🤖 AI Summary
The data complexity of GQL—the standardized query language for graph databases—has long lacked a rigorous theoretical characterization.
Method: We establish a unified relational-logic framework for graph queries, embedding full GQL (including arithmetic extensions) into FO[TC] + ESO. We introduce the *Restricted Quantifier Collapse* (RQC), a general technique grounded in finite model theory, and employ register automata modeling coupled with schema validation to analyze query evaluation.

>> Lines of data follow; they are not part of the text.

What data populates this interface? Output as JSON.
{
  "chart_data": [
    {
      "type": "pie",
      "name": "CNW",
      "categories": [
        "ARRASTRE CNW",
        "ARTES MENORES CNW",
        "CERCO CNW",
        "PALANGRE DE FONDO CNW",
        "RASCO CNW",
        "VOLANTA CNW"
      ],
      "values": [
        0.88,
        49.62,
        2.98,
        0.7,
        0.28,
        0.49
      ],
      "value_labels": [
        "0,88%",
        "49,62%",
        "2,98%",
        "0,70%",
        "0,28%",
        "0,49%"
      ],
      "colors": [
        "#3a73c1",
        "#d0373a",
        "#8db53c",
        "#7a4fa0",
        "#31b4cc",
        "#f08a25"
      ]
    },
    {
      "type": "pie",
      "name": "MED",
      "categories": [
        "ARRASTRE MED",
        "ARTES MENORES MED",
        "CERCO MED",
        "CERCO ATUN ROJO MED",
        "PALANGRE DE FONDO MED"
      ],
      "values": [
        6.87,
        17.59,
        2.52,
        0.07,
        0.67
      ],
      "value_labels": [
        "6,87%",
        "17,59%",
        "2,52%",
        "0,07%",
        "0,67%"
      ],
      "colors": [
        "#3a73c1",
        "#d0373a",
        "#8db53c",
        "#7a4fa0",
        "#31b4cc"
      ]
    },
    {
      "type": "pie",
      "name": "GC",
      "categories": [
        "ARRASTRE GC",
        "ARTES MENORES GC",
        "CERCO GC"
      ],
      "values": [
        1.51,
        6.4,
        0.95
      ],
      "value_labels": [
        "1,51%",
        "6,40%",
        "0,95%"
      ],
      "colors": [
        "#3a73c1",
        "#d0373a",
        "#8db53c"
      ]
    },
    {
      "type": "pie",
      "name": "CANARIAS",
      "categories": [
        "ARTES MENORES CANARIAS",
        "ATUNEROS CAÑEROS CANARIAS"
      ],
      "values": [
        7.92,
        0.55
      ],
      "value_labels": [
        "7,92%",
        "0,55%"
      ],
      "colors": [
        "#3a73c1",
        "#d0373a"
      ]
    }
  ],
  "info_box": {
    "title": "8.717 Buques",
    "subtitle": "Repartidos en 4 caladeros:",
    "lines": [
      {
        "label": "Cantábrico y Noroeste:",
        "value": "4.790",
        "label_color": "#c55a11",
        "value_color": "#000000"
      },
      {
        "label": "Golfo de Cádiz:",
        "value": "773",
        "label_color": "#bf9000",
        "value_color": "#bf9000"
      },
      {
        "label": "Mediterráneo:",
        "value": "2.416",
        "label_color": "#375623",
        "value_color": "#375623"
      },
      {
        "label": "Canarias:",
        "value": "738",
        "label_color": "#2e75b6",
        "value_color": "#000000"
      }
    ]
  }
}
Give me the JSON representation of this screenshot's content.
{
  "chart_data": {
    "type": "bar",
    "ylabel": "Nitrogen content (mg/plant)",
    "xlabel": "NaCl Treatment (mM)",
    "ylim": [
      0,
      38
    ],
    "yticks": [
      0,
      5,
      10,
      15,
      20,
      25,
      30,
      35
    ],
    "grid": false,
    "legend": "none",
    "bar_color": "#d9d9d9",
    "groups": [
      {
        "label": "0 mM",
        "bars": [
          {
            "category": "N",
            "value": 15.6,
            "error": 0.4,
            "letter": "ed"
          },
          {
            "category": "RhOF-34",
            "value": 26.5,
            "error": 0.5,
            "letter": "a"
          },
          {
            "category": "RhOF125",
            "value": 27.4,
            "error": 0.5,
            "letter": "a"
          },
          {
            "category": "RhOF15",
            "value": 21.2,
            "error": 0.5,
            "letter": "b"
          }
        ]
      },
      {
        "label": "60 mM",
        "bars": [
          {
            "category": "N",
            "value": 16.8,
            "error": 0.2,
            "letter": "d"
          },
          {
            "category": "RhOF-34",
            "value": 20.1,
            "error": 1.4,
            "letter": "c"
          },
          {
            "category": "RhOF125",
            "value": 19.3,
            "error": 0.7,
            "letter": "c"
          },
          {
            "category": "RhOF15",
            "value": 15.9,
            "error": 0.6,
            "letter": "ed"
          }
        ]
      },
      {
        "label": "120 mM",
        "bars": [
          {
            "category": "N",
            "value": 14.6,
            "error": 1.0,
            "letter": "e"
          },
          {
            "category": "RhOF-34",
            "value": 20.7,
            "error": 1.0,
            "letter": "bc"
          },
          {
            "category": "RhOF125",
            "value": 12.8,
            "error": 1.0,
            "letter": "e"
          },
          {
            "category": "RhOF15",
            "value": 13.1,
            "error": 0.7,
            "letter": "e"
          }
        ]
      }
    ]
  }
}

Contribution/Results: Our approach yields tight data complexity bounds for GQL and regular path queries (e.g., NL-completeness), and precisely captures regular path queries within FO[TC] while preserving NL complexity. This work provides the first systematic logical foundation for analyzing graph database query complexity, delivering both a unified formal framework and asymptotically optimal, tight complexity characterizations.
📝 Abstract
We study a relational perspective of graph database querying. Such a perspective underlies various graph database systems but very few theoretical investigations have been conducted on it. This perspective offers a powerful and unified framework to study graph database querying, by which algorithms and complexity follow from classical results. We provide two concrete applications. The first is querying property graphs. The property graph data model supersedes previously proposed graph models and underlies the new standard GQL for graph query languages. We show that this standard can be, by and large, expressed by extensions of relational calculus with transitive closure operators (FO[TC]) and existential second-order quantifiers (ESO). With this, we obtain optimal data complexity bounds, along with extensions including schema validation. The second application is incorporating data from concrete domains (e.g., numbers) in graph database querying. We use embedded finite model theory and, by exploiting a generic Restricted Quantifier Collapse (RQC) result for FO[TC] and ESO, we obtain optimal data complexity bounds for GQL with arithmetics and comparisons. Moreover, we show that Regular Data Path Querying with operations on data (i.e. using register automata formalisms) can be captured in FO[TC] over embedded finite graphs while preserving nondeterministic logspace data complexity.